On top of that, if you wanted to hear something new, you had to earn it. You couldn’t just listen to a record to decide if you wanted to buy it unless you lived near a Blockbuster Music [retch], where they’d open the CD for you and then try to sell it to you for $19. Not to mention most independent labels were just beginning their glow-up, which kept much of that music out of the hands of the general public, unless you lived near a major city or had established a connection with a distro. The deeper dives were't available at just any given record store. So the result was trail and error, and when you're young and learning about the world of music, most of the time that shit was a big fat error. I can’t tell you how many lunches I skipped to buy records without having heard them already and ended up with pieces of shit like Kill Uncle.

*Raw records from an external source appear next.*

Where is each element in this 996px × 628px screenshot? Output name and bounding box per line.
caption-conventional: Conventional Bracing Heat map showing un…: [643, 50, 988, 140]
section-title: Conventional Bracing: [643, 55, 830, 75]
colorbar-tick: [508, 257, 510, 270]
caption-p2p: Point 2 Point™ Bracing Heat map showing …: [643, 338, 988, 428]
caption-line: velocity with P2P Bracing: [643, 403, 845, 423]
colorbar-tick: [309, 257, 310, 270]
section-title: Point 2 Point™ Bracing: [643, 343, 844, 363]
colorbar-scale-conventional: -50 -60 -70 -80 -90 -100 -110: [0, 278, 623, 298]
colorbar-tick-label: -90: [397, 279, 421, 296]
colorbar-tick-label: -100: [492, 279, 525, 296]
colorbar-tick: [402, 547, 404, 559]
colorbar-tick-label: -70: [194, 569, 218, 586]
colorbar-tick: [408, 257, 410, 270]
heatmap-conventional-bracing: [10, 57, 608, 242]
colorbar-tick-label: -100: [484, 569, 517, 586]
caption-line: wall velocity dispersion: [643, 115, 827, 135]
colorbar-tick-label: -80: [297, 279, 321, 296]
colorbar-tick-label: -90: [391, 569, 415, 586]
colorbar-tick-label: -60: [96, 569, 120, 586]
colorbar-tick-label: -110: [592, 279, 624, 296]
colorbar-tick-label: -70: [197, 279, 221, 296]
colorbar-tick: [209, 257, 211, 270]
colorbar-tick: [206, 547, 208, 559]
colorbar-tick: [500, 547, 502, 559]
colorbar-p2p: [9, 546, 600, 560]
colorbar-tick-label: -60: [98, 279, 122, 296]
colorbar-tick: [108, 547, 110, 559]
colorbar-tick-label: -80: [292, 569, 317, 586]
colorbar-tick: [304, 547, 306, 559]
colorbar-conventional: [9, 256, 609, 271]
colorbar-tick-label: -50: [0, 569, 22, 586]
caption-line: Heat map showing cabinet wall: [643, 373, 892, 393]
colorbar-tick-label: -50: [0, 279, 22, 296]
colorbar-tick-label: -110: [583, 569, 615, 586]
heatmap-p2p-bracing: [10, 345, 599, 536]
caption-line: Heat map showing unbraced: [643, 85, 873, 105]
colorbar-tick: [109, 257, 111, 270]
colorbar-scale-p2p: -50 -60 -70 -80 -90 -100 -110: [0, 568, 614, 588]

Forget about listening; how did you even hear about new records, even if there were fewer records in existence? Obviously through friends is one way; but although reliable, that wasn’t 100 percent. So you had magazines, and zines like MRR. And then there was the dreaded record clerk who, although my experiences were much different, seemed to be immortalized by Jack Black in High Fidelity. You had band shirts and mentions in the liner notes, but that was pretty much it. It was waaay harder to find what you liked, and a lot of times you’d buy a record to give it a shot based on one of those methods and end up listening to it even though you hated it, simply because you ponied up the cash for it.

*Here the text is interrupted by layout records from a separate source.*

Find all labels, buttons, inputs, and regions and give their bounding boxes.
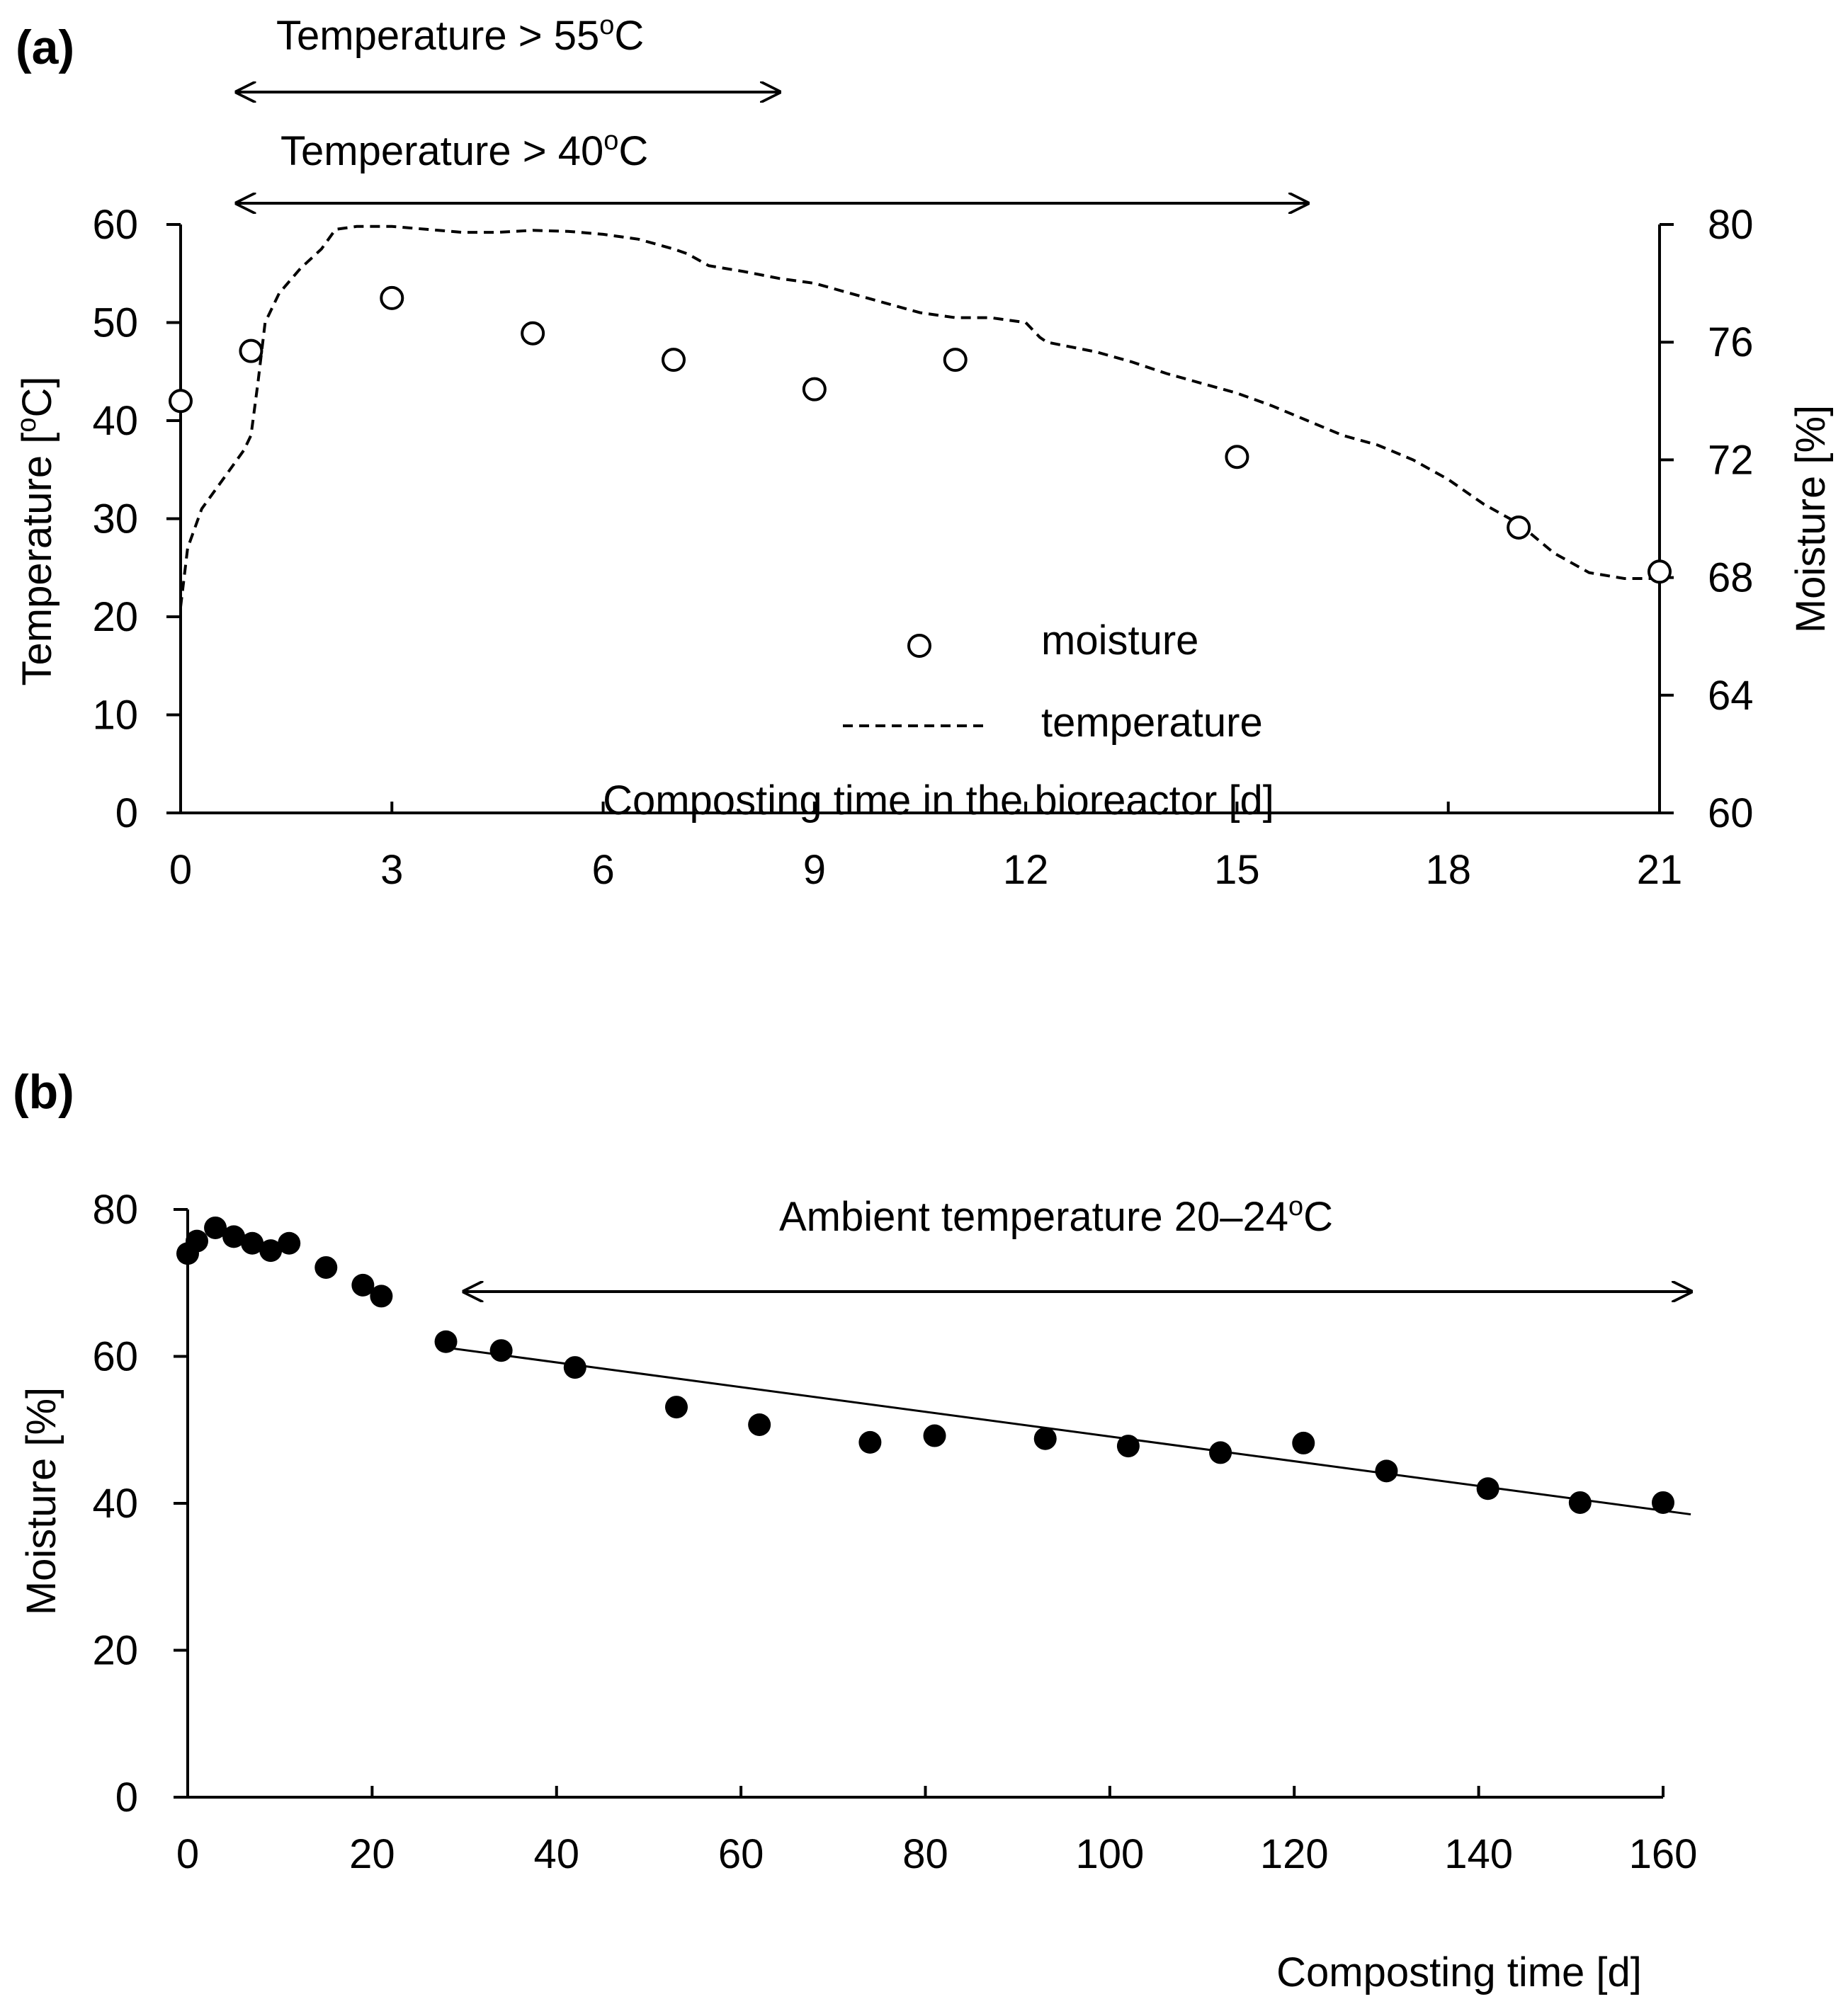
moisture-point [1476,1477,1499,1500]
moisture-point [802,377,827,402]
moisture-point [222,1225,246,1248]
y-right-tick-label: 72 [1708,437,1754,483]
legend-moisture-marker [907,634,931,658]
y-tick-label: 40 [92,1481,138,1527]
panel-a-label: (a) [16,21,74,74]
x-tick-label: 160 [1629,1831,1698,1877]
moisture-point [1568,1491,1592,1514]
moisture-point [186,1229,209,1253]
chart-a-x-ticks: 0 3 6 9 12 15 18 21 [169,802,1682,893]
x-tick-label: 3 [380,847,403,893]
chart-a-y-axis-left-label: Temperature [oC] [12,377,60,686]
moisture-point [351,1273,375,1297]
chart-a-legend: moisture temperature [843,617,1263,746]
moisture-point [259,1239,283,1263]
x-tick-label: 120 [1260,1831,1329,1877]
moisture-point [923,1424,946,1447]
moisture-point [1033,1427,1057,1450]
y-right-tick-label: 80 [1708,202,1754,248]
moisture-point [278,1231,301,1255]
moisture-point [1225,445,1249,469]
moisture-point [1116,1435,1140,1458]
chart-a-annotations: Temperature > 55oC Temperature > 40oC [237,11,1308,203]
x-tick-label: 18 [1425,847,1471,893]
y-tick-label: 80 [92,1187,138,1233]
legend-temperature-label: temperature [1041,700,1263,746]
moisture-point [521,321,545,346]
moisture-point [664,1396,688,1419]
x-tick-label: 60 [718,1831,764,1877]
x-tick-label: 12 [1003,847,1049,893]
moisture-point [204,1216,227,1239]
chart-a: Temperature > 55oC Temperature > 40oC 0 3… [12,11,1834,893]
chart-b-annotations: Ambient temperature 20–24oC [465,1192,1691,1292]
x-tick-label: 6 [591,847,614,893]
series-moisture-points [169,285,1672,584]
chart-b-y-axis-label: Moisture [%] [18,1387,64,1615]
moisture-point [662,348,686,372]
moisture-point [434,1330,458,1353]
annotation-ambient-label: Ambient temperature 20–24oC [779,1192,1333,1240]
moisture-point [169,389,193,414]
y-right-tick-label: 68 [1708,555,1754,601]
moisture-point [1507,515,1531,540]
moisture-point [241,1231,264,1255]
y-tick-label: 0 [115,1775,138,1821]
y-right-tick-label: 76 [1708,319,1754,365]
moisture-point [858,1430,882,1454]
moisture-point [314,1255,338,1279]
x-tick-label: 0 [176,1831,199,1877]
moisture-point [748,1413,771,1436]
chart-b-y-ticks: 0 20 40 60 80 [92,1187,188,1821]
series-temperature-line [179,224,1660,608]
moisture-point [370,1285,393,1308]
y-left-tick-label: 40 [92,398,138,444]
moisture-point [1209,1441,1232,1464]
panel-b-label: (b) [13,1065,74,1119]
moisture-point [1648,559,1672,584]
y-right-tick-label: 60 [1708,790,1754,836]
y-tick-label: 60 [92,1334,138,1380]
y-left-tick-label: 60 [92,202,138,248]
moisture-point [943,348,968,372]
moisture-point [239,338,263,363]
moisture-point [489,1339,513,1362]
x-tick-label: 140 [1444,1831,1513,1877]
x-tick-label: 9 [803,847,826,893]
legend-moisture-label: moisture [1041,617,1198,664]
chart-b-x-axis-label: Composting time [d] [1276,1949,1642,1995]
y-left-tick-label: 30 [92,496,138,542]
y-left-tick-label: 0 [115,790,138,836]
x-tick-label: 21 [1637,847,1683,893]
x-tick-label: 40 [533,1831,579,1877]
x-tick-label: 15 [1214,847,1260,893]
moisture-point [1292,1431,1315,1454]
annotation-40c-label: Temperature > 40oC [280,126,648,174]
x-tick-label: 80 [902,1831,948,1877]
chart-a-y-ticks-left: 0 10 20 30 40 50 60 [92,202,181,836]
chart-a-x-axis-label: Composting time in the bioreactor [d] [603,778,1274,824]
y-right-tick-label: 64 [1708,673,1754,719]
series-moisture-points [176,1216,1674,1514]
y-left-tick-label: 50 [92,300,138,346]
annotation-55c-label: Temperature > 55oC [276,11,644,59]
chart-b-x-ticks: 0 20 40 60 80 100 120 140 160 [176,1786,1698,1877]
moisture-point [380,285,404,310]
x-tick-label: 20 [349,1831,395,1877]
series-trend-line [446,1346,1691,1516]
chart-a-y-ticks-right: 60 64 68 72 76 80 [1660,202,1754,836]
x-tick-label: 100 [1075,1831,1144,1877]
y-tick-label: 20 [92,1628,138,1674]
moisture-point [1652,1491,1674,1514]
x-tick-label: 0 [169,847,192,893]
y-left-tick-label: 20 [92,594,138,640]
moisture-point [563,1356,586,1379]
y-left-tick-label: 10 [92,693,138,739]
chart-b: Ambient temperature 20–24oC 0 20 40 60 80 100… [18,1187,1697,1995]
moisture-point [1375,1459,1398,1483]
chart-a-y-axis-right-label: Moisture [%] [1788,405,1834,633]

Even the so-called “hits” were hard to think of as true successes because they were basically force-fed to the starving masses. I remember living in the South when the Hootie & the Blowfish megahit “Hold My Hand” was everywhere, and as much as I wanted to place my head under the tire of a moving SUV to avoid another irritating mumble vocal (death to Eddie Vedder soundalikes including Scott Weiland who I wish a happy resurrection and subsequent re-death), you just plain couldn’t. There weren’t that many songs in the Zeitgeist, and the sheepish masses had somehow determined that THAT SONG was cool (fuck you very much). So I just bitched about it, everywhere and to everyone, at all times. Thankfully, I made friends because of it. On second thought, shout-out to Hootie—and, for that matter, Blues Traveler and Rusted Root, too!

The point is that with all this music everywhere these days, songs aren’t quite as omnipresent as they used to be. People can choose to live in their own musical bubble based on what they like and search for stuff within those realms. Granted, there is something to be said for the algorithm taking your taste and spitting it back out at you. You aren’t hearing Rob Thomas bleating, “I want to push you around,” over and over unless you’re shopping for shampoo or it’s sung by a chorus of Kens around a campfire in Barbieland.

But don’t think for a second that I won’t look back fondly on the old days with a sense of humor until I’m 10 toes up and six feet down. In fact, I’ve prepared what I like to call The Final Insult for my last moments aboveground—a game plan for my funeral, if you will. After I’ve been wheeled down the aisle and my casket is lying in the middle of the church with all my mourners in a single room, someone will lock the fucking door, wheel out a sound system big enough to make the Dead’s Wall of Sound look like a Bluetooth speaker, and blast all of Dave Matthews Band’s “Ants Marching” or Rusted Root’s “Send Me on My Way” or Blues Traveler’s “Hook” or anything by Frank Zappa or Jimmy Buffet at deafening volume. Just one last song, but one I won’t have to suffer through. Ever again.